GEAPRESS – Il sondaggio di Immobiliare.it, condotto su un campione di 3mila condominii, rivela che più di un quarto (il 26%) degli italiani litiga con i vicini. I motivi scatenanti sono i parcheggi (19%) , i rumori notturni  (15%) e gli animali (14%).
Seguono le infiltrazioni da bagno e cucina (9%), la spazzatura od altri oggetti lasciati nel pianerottolo (9%), lo scuotere la tovaglia dalla finestra (9%), i bambini chiassosi (9%), le liti e gli amoreggiamenti rumorosi (9%), gli odori della cucina (3%), il ritardo nei pagamenti condominiali (2%).
Nessun motivo serio, dunque.

I più litigiosi sono i Siciliani (24%), seguiti da Abruzzo,  Basilicata e   Valle d’Aosta ((31%), Liguria e Trentino (29%), Campania (27%), Lazio, Lombardia e Puglia (26%), Piemonte (24%), Emilia Romagna e Marche (23%), Veneto (22%), Sardegna (21%), Molise (20%), Calabria (19%), infine l’Umbria (19%).
Le differenze percentuali ci sembrano veramente minime, non c’è Italia settentrionale, meridionale o insulare che tenga: nei condominii si litiga.
Fondamentalmente è l’invidia a scatenare i litigi, anche se solo l’8% del campione lo ammette. In primis c’è l’invidia per il possesso di un giardino o di un terrazzo (24%).

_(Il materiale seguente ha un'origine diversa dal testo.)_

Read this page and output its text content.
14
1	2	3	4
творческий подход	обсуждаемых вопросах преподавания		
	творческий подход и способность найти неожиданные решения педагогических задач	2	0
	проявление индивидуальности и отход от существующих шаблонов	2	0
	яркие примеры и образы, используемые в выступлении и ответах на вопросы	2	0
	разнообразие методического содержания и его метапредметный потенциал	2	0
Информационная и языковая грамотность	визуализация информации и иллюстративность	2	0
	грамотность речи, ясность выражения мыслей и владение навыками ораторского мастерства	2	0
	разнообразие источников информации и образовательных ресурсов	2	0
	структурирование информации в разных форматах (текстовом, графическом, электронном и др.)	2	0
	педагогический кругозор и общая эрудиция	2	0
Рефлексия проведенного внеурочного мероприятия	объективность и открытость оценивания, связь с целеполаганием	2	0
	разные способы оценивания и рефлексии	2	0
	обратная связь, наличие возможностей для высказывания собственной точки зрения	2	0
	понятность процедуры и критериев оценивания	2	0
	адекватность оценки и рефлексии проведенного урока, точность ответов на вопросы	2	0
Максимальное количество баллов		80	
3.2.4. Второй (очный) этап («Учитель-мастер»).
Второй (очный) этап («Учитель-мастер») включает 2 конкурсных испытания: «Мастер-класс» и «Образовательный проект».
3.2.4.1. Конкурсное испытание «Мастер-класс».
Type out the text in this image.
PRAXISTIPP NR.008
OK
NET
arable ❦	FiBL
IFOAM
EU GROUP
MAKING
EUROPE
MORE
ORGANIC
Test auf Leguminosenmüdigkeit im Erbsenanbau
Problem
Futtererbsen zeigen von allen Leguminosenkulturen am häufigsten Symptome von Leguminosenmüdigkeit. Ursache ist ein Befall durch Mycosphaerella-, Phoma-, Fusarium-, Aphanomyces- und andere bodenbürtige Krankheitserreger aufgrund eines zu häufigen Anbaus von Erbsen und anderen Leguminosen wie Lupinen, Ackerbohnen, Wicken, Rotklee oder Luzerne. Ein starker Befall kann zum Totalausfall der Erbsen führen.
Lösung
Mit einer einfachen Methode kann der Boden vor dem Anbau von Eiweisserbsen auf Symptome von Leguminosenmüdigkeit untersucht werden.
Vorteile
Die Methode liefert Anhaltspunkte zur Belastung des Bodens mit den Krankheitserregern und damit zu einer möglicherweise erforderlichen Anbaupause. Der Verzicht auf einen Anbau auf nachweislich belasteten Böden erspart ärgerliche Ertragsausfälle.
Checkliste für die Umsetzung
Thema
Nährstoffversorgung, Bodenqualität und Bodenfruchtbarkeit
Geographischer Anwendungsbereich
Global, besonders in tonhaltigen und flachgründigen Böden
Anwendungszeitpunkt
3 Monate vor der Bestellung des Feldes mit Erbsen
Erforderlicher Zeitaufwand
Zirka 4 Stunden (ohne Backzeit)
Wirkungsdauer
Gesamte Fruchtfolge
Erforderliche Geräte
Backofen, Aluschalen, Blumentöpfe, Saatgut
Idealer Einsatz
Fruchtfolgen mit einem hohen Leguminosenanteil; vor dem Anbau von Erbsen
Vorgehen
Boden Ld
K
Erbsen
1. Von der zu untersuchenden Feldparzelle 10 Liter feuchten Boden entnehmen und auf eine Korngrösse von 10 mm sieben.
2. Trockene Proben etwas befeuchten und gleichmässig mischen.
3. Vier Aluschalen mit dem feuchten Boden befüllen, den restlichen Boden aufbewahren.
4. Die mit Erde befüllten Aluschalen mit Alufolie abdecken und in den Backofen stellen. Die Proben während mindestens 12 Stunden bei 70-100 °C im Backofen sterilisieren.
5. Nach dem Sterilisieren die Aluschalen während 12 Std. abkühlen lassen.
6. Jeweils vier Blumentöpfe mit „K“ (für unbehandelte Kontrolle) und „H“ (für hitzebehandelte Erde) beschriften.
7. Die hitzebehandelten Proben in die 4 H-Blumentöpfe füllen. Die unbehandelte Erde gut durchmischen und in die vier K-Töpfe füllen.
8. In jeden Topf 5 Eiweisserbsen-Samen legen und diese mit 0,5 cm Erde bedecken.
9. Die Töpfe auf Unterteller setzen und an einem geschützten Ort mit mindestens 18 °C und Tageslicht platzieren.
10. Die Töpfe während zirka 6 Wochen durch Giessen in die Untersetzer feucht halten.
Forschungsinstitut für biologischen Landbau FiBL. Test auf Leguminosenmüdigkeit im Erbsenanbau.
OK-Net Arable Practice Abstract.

Che gli umani siano propensi al battibecco è un dato di fatto, che il condominio accentui questa propensione è risaputo; nei pollai troppo affollati è in uso la macrabra usanza di tagliare il becco ai giovani polletti, andrebbero sbeccati anche i condòmini  condannati alla ‘innaturale’ vita condominiale?

Ma l’umano, a differenza degli animali condannati agli allevamenti, più o meno intensivi, ai canili o ai gattili, ha, teoricamente, la possibilità di scegliere dove abitare e soprattutto come abitare.
Invece di riflettere sulla vita innaturale che si è costretti a vivere,  si pratica lo ‘sport’ del litigio, condito da invidia … ed a farne le spese sono, quasi sempre, gli animali domestici e i loro amici umani, che li ospitano nelle case.
Un battibecco per la macchina parcheggiata male si esaurisce semplicemente sostandola.
Ma quando il condòmino intollerante prende di mira il cane o il gatto di famiglia spesso, e volentieri, tra lettere di avvocati ed appelli delle associazioni è l’animale domestico che rischia l’allontamento o, peggio, l’abbandono.

Di fatto non è così. Per cani e gatti, per gli animali di affezione, non c’è divieto condominiale che tenga: solo un regolamento condominiale sottoscritto all’unanimità, quindi anche dal proprietario (che orribile definizione per indicare una amicizia che dura tutta una vita!)  dell’animale, può istituire ex novo il divieto di tenere animali domestici in casa;  oppure il divieto deve essere sancito da un regolamento contrattuale, cioè  da un atto notarile.

La giurisprudenza ha considerato “illegittimo il divieto di tenere animali domestici in condominio“. Diverse sentenze della Suprema Corte di Cassazione hanno stabilito che “il regolamento condominiale che vieta di tenere animali domestici è nullo, in quanto limitativo della personale libertà dell’individuo e quindi anticostituzionale“.

Umani, cani e gatti possono utilizzare tutti gli spazi condominiali (che sono, appunto, una proprietà condivisa!), compresi gli ascensori. Proprio riguardo all’utilizzo degli ascensori vale ricordare l’articolo 2 del DPR 1497/63, che enuncia quanto segue “gli ascensori sono adibiti al trasporto di pacchi, persone ed animali, in particolare cani“.
Litigate pure, ma non in nome degli animali e degli animalisti!